Oslo, la luce del Nord

10 Giugno 2015

di Giorgio Cimbrico

Oslo, la luce del Nord, il Bislett, il luogo dei record, il tempio lo chiama chi privilegia le etichette un po’ gonfie, ma anche il posto dove uno può confezionarsi in autonomia un buon hot dog e un archivio dove può esser facile metter le mani ed estrarre documentazione preziosa come le foto bianco e nero che si incontrano sulle scale.

Quest’anno gli anniversari non si contano. O meglio, si contano, a cominciare dal sessantesimo dell’impresa di Roger Moens, 1’45”7 per abbattere uno dei pilastri dell’atletica, una di quelle prestazioni che anticipano il futuro, l’1’46”6 di Rudof Harbig all’Arena di Milano, nel luglio del ’39, poco prima si alzasse la tempesta che avrebbe spazzato il fuoriclasse di Dresda, caduto durante la spallata sovietica in Ucraina. Il belga andò alla partenza molto sicuro di sé. “Se oggi vuoi battermi – disse ad Audun Boysen – devi fare il record del mondo”. Il norvegese lo prese in parola e chiuse in 1’45”9, sette decimi sotto Harbig ma, un vero peccato per lui, Roger corse due decimi più veloce in quelli che si trasformarono, all’epoca, nei migliori 800 della storia.

Di mezzo secolo fa è l’impresa, da aquila solitaria, di Ron Clarke che sempre al nord, a Turku, la città di Nurmi, aveva ritoccato di poco più di un secondo il suo record mondiale dei 10000. Ma il formidabile aussie non aveva con sé il permesso per gareggiare (altri tempi…) e il nuovo limite rimase nel limbo degli ufficiosi. Era il 16 giugno: quattro settimane dopo, al Bislett, Ron festeggiò un suo personalissimo 14 luglio correndo in 27’39”4, con un progresso monstre di 36”2 e raccogliendo per strada anche il record sulle 6 miglia. Se a Turku il secondo era finito a 2’12”, a Oslo il più vicino, il britannico Jack Hogan, finì staccato di 1’40”. Voragini degne di una cronometro su lunghe distanze, la dimostrazione che l’australiano era non affrontabile uomo di passo. Non altrettanto efficace si dimostrò nelle battaglie serrate, nei confronti diretti che mettevano in palio medaglie importanti.
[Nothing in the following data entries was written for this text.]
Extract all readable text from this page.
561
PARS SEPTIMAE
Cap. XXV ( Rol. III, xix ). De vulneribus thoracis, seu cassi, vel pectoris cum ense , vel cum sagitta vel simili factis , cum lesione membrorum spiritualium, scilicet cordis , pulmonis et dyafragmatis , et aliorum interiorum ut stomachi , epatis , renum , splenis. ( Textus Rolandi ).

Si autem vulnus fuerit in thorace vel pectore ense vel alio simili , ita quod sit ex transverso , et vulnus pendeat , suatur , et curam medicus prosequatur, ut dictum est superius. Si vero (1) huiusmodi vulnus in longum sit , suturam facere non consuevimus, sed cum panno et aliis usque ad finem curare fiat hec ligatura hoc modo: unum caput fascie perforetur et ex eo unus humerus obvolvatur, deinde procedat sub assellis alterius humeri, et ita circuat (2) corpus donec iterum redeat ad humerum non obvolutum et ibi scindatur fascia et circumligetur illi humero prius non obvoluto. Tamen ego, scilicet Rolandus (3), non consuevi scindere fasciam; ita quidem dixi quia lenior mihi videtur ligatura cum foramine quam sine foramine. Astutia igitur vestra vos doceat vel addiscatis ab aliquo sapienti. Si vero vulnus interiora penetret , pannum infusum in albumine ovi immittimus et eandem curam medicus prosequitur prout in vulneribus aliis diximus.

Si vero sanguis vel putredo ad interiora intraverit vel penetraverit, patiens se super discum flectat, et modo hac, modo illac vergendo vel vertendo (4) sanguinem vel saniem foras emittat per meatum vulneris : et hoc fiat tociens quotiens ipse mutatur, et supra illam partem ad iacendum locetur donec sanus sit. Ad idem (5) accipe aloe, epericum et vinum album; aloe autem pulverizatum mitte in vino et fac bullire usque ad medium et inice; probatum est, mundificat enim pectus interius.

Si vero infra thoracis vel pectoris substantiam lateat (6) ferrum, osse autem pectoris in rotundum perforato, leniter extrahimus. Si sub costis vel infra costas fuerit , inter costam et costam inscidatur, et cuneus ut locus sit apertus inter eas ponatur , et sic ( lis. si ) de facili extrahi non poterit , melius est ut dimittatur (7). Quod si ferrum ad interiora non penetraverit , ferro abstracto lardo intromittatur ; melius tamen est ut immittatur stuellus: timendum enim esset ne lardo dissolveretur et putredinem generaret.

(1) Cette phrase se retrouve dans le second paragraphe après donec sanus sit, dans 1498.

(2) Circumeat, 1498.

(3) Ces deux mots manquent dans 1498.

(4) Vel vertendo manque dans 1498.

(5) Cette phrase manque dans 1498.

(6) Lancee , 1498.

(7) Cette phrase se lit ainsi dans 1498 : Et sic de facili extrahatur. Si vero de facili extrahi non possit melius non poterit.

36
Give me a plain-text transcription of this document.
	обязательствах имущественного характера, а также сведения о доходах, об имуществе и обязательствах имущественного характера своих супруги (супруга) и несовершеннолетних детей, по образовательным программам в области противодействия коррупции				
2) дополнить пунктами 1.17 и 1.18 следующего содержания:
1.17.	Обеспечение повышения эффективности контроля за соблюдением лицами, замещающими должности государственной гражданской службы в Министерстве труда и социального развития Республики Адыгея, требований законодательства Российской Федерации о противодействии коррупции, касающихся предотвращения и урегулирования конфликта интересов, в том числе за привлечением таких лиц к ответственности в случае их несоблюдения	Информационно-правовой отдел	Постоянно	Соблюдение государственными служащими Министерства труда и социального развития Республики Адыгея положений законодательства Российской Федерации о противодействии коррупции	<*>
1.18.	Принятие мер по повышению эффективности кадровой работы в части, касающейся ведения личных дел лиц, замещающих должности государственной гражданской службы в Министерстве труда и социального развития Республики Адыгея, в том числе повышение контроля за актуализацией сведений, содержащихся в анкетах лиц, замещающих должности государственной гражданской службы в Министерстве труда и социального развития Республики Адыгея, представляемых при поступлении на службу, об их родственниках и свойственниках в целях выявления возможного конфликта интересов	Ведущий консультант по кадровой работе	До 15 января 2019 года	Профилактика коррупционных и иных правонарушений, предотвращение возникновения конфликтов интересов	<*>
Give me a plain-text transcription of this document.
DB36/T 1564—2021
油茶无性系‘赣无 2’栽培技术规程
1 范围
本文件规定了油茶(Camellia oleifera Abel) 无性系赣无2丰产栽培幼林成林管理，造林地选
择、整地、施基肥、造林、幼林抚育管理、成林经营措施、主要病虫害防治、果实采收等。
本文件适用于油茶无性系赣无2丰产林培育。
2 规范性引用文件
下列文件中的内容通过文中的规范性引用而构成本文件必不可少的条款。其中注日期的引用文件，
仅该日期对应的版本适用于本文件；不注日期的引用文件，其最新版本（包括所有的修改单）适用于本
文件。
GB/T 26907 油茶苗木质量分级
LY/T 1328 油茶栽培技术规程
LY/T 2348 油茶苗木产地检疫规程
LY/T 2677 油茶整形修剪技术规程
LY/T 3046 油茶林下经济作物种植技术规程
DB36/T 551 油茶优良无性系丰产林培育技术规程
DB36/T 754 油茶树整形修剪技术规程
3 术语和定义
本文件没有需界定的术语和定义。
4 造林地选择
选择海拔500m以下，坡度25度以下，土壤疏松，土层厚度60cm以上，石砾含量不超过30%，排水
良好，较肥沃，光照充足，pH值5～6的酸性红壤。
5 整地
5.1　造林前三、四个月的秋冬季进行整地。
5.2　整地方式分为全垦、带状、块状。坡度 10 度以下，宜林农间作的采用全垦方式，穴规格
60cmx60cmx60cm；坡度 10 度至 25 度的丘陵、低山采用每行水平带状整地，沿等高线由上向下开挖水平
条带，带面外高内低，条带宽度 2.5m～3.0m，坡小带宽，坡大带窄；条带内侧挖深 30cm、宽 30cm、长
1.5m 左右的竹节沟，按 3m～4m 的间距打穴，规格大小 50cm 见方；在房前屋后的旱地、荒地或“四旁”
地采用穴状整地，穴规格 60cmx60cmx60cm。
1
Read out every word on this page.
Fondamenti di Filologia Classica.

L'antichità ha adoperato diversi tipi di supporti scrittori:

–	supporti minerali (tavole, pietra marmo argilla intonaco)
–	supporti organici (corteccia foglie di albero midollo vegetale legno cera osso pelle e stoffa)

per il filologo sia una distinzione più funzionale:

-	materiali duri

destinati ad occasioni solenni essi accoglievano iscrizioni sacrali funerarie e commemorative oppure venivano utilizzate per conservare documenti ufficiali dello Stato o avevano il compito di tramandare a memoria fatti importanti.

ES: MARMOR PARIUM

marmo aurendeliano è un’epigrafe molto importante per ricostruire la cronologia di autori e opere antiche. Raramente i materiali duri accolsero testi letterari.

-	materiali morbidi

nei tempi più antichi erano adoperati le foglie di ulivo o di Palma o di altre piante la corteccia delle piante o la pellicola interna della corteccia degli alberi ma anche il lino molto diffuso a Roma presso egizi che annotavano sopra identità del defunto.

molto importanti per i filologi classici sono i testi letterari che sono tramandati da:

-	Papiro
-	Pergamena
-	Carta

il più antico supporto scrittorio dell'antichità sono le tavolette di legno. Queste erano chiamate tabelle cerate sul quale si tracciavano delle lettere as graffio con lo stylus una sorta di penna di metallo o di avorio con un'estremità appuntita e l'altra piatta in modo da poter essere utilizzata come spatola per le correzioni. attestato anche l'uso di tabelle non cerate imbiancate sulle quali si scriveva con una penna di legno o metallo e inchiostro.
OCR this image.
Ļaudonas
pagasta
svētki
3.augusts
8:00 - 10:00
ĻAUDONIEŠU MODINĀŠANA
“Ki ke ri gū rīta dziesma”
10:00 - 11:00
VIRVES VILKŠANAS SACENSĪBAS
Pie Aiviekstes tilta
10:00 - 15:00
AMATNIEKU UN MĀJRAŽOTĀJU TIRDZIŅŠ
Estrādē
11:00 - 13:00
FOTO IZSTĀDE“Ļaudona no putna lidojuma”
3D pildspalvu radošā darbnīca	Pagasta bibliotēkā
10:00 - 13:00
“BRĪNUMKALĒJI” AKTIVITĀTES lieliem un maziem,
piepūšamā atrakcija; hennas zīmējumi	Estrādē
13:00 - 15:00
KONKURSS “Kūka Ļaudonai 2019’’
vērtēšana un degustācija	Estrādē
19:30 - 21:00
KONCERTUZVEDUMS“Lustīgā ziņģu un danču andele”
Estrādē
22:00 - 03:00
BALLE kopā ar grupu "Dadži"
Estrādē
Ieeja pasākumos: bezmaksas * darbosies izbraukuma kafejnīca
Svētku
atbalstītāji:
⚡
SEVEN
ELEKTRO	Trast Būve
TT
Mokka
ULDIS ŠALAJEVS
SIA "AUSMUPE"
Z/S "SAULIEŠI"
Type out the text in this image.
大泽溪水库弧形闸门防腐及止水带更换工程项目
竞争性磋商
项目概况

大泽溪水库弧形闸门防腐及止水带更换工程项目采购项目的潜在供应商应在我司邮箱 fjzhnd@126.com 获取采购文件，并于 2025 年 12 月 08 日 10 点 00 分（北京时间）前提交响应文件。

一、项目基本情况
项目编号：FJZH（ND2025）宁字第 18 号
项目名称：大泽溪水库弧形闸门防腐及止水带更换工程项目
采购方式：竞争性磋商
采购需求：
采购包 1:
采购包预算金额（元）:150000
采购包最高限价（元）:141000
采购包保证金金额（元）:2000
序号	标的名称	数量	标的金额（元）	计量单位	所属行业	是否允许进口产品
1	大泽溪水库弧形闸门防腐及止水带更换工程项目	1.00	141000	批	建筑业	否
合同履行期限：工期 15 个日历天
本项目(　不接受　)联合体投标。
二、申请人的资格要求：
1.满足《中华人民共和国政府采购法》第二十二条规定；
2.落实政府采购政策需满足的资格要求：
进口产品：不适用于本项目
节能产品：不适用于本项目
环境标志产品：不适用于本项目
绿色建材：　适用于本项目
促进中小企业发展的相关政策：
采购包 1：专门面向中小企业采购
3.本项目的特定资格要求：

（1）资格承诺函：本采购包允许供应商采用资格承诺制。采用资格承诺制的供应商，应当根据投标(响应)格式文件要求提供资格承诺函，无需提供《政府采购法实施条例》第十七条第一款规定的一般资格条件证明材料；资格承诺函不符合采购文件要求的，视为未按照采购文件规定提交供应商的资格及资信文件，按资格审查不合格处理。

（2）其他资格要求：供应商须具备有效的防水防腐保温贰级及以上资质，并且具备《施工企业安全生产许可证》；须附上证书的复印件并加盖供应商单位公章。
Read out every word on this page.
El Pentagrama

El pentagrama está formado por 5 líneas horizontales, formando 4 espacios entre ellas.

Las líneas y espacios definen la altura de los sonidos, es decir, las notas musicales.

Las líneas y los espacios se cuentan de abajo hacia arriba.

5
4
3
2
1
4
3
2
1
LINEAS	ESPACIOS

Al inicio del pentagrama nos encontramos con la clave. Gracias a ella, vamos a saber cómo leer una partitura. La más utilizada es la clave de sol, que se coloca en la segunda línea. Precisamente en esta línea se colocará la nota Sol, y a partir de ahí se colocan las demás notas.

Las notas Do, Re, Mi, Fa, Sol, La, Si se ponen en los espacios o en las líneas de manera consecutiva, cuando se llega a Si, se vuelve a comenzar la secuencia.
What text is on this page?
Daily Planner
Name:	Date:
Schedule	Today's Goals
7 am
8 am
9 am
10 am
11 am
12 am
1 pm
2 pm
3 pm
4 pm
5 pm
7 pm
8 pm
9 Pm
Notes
A Oslo I 25 giri avrebbero conosciuto altri momenti storici grazie a Yobes Ondieki (primo tempo sotto i 27’), a William Sigei e a Haile Gebrselassie che diede vita a un monologo che lo portò al traguardo in 26’31”32.

Il 27 luglio di trent’anni or sono il programma dei Games si aprì con un record mondiale e si chiuse con un altro record: Iniziò attorno alle 8 Said Aouita estirpando un piccolo centesimo al 13’00”41 di Dave Moorcroft (tre anni prima, stessa pista, destando grande sorpresa), fornì il gran finale nel Miglio del Sogno, quando le 11 erano passate da un pezzo, Steve Cram che diventò il successore, nella cronologia della nobile distanza, di Steve Ovett e di Sebastian Coe che a questa pista avevano riservato alcune delle loro più riuscite sonate per ritmo e scarpe chiodate: per Steve, un record sui 1500 e uno sul miglio; per Seb, uno sugli 800, due sui 1000, uno sul miglio.

Oslo entrò anche nel tonante e indimenticabile ‘78 di Henry Rono (al Bislett caddero ai suoi piedi i 3000) e offrì pagine storiche nello sviluppo delle lunghe distanze al femminile: Grete Waitz nei 3000, Ingrid Kristiansen nei 10000 e, più di recente, Meseret Defar e Tirunesh Dibaba nei 5000, le etiopi dal piede leggero sempre più vicini al muro dei 14’.

In fondo abbiamo lasciato l’impresa, non baciata da un anniversario tondo ma con le stigmate del miracolo, di Forrest Towns, l’ostacolista americano bello come un divo di Hollywood, un Robert Redford in anticipo Veniva dall’oro di Berlino e da cinque 14”1. Quando tagliò il traguardo, uno degli avversari lo toccò su una spalla e gli disse: “Ehi, Forrest, hai fatto il record del mondo”. “Ho fatto 14”, finalmente?”. “Veramente hai fatto 13”7”. La luce del Nord lo aveva illuminato.